Chinese and regional security analysts expect Beijing to start using its new runways in the disputed Spratlys archipelago for military operations in the next few months.
It last month tested for the first time the 3,000-metre runway built on a reclamation on Fiery Cross Reef by landing several civilian airliners from Hainan island. (Link to previous stories)
Aucoin said he could not give an estimate when he expected Chinese military jets to start operating in the Spratlys.
Chinese dredging vessels are purportedly seen in the waters around Mischief Reef in the disputed Spratly Islands in this still image from video taken by a P-8A Poseidon surveillance aircraft provided by the United States Navy May 21, 2015. REUTERS/U.S. Navy/Handout via Reuters
“It’s a destabilizing uncertainty,” he said when asked about the impact of possible Chinese jet fighter patrols. He said it would raise questions about the intentions.

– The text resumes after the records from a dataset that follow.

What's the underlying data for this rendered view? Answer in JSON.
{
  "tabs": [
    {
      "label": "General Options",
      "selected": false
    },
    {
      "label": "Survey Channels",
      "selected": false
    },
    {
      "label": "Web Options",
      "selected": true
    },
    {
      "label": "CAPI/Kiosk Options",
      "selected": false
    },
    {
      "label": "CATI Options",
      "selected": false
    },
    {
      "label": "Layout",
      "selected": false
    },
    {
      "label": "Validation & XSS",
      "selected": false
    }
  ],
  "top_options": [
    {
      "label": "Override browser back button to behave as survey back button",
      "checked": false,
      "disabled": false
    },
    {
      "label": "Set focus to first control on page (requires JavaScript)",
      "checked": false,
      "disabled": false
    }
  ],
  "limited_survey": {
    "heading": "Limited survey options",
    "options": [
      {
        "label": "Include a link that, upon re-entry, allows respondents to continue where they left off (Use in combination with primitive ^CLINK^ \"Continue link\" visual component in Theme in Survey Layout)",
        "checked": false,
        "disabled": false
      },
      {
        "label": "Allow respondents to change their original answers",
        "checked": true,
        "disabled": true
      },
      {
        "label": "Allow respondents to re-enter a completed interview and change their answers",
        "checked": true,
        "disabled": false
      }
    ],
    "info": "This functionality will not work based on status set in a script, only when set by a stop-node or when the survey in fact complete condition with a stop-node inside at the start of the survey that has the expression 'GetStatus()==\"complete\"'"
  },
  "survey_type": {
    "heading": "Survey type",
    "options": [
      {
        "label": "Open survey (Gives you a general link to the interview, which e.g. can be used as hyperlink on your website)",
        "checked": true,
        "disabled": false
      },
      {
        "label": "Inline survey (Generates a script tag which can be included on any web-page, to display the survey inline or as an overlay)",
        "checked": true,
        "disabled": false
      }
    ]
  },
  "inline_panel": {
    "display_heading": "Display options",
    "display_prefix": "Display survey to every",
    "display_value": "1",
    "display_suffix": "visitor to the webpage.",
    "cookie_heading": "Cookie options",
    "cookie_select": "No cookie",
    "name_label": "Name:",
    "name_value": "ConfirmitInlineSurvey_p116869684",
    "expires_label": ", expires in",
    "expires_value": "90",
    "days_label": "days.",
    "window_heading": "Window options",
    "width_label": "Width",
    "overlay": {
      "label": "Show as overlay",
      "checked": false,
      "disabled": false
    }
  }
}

China claims much of the South China Sea, while Brunei, Malaysia, the Philippines, Taiwan and Vietnam have rival claims.
International concern is growing over tensions in the waterway, which carries an estimated $5 trillion in trade every year, including oil used by northeast Asian nations.
Since last October, two U.S. warships have sailed close to Chinese claimed features in the Spratly and Paracel archipelagoes in so-called freedom-of-navigation operations that Beijing has warned are provocative.
Chinese officials complained last December that a U.S. B-52 bomber flew close to one of Beijing’s artificial islands.
Other U.S. surveillance and transport planes routinely fly throughout the South China Sea.
Chinese warships and civilian vessels routinely flank U.S. naval ships in the area, but Aucoin said engagement between the two navies would continue, saying the relationship was “positive”.
“(The) International Law of the Sea has helped (China) for so many years. We just want them to respect those rights so that we can all continue to prosper,” he said.